According to Nike, acquiring Celect will allow the brand to accelerate its ability to match inventory to customer needs without spending years developing the technology in-house. This acquisition comes after a long line of others, as Nike is investing in both other brands (i.e. Converse, Hurley) and technologies (i.e. Zodiac, Invertex).
It’s interesting to note that Nike opted to fully acquire Celect instead of contract its services through its SaaS model. Will this move fulfil its promise to deliver at scale? Or will corporate culture bog down an independent spirit of innovation? Only time will tell. Here are some of the identified pros and cons.
Either way, Nike’s acquisition of Celect demonstrates an important point: successful retailers recognize the value of AI and machine learning solutions for their businesses, and they’re willing to go to extremes like paying top dollar to acquire such a competitive advantage.
So, for all other retailers out there, how can they leverage AI for the benefit of their own businesses?

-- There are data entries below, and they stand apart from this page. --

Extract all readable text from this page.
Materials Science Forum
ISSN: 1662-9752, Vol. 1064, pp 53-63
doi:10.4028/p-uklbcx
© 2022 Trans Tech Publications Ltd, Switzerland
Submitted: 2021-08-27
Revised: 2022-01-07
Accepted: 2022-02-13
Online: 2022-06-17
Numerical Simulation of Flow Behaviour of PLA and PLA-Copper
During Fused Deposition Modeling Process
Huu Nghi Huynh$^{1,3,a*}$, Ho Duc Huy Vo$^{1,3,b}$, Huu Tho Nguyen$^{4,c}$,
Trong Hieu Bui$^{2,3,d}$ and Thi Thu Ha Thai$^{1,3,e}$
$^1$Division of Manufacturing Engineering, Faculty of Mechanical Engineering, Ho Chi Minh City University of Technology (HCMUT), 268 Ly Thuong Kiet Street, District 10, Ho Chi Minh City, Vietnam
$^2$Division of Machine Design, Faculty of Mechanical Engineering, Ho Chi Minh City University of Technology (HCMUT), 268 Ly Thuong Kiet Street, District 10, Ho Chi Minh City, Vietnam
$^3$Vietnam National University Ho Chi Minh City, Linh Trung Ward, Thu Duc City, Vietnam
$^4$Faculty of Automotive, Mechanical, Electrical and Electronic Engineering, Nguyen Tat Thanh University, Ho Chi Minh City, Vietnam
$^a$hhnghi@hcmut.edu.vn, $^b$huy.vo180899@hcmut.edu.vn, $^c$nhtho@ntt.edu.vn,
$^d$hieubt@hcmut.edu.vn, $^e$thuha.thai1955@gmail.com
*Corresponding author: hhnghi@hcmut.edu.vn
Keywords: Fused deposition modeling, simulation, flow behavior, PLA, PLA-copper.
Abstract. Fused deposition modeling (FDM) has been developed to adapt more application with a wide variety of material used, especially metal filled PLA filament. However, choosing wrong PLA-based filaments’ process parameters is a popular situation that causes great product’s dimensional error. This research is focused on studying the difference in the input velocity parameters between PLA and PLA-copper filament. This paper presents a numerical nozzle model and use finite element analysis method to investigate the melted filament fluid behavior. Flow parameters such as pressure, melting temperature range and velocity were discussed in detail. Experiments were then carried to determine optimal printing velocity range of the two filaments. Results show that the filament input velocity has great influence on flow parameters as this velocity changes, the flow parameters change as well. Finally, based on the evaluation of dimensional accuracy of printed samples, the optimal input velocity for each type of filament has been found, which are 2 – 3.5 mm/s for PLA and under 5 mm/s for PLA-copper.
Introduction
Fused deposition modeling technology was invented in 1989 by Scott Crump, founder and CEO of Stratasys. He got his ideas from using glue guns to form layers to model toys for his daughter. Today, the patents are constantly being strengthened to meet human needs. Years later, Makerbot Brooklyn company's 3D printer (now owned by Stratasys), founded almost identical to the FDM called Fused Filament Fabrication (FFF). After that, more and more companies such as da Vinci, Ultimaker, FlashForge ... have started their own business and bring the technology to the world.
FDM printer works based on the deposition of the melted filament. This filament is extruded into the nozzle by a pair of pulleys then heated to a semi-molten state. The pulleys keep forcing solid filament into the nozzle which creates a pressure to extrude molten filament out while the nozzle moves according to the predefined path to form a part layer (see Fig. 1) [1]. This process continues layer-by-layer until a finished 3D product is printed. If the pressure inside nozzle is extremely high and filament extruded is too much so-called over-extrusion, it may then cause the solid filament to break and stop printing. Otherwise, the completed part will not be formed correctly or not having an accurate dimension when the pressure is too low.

Can’t buy a company? Other ways to capture AI’s potential
Of course not all other fashion retailers can, should, or have to “pull a Nike” to improve their operations with AI and machine learning technologies. From what we’re seeing, many brands are opting for other strategies that will enable them to draw insights and act on their data, be it collected internally or through external providers.
The new retail role in hot demand: Data-related profiles
An increasing number of retailers are expanding their teams to include data-related profiles. These professionals can help brands better understand the data they collect from homegrown or external solutions. In this way, brands are creating the right infrastructure to allow them to work with external providers in a meaningful way.
These profiles do come at a cost. Salaries for a Data Scientist in the US tend to fall within the 100–300k USD range (figures from Glassdoor). Depending on whether or not a brand decides to develop in house or to work with third-party providers, it will mean the difference between hiring on an entire team or a few key professionals, respectively.
Thus, a willingness to dedicate a significant portion of budget to data also indicates an interest in fostering a structure of people and services that can capture that potential. In this sense, data-forward retailers understand that with better use of data, they can make faster, more informed decisions to improve their businesses.
Data-related profiles within a retail organization don’t necessarily indicate innovation that takes place solely in-house, but rather an understanding of what can be achieved through data, with the aim of capturing value faster and at a reasonable cost. Sometimes this is done by partnering with experts in certain areas of the brand’s business.
Looking to external providers for speed and flexibility
Retailers are approaching tech solutions and software development in different ways. Some retailers prefer to build tech in-house, and others look outward to meet these needs. The Nike acquisition of Celect is an example of making an external solution internal, but there are plenty of examples in which the two co-exist.
Contracting external providers fully or in part has many benefits. Simply put, doing so is faster, easier, allows for more flexibility, and comes at a lower cost. Given the rush to adopt AI technologies, retailers can truly benefit from external technology, especially when offered through SaaS models.
Methodology
To produce our findings, we used LinkedIn Recruiter to search major brands for individuals currently employed with any of the following job titles: Data Scientist, Machine Learning Engineer, Data Science Manager, Data Science Specialist, Data Engineer, Director Data Science, Head of Data Science, Data Specialist, Data Consultant, Data Manager, Chief Data Officer, Big Data Developer, Head of Data Management, Data Architect.
We then used recent, publicly available annual revenue for each company to calculate each retailer’s number of data employees per billion USD in revenue.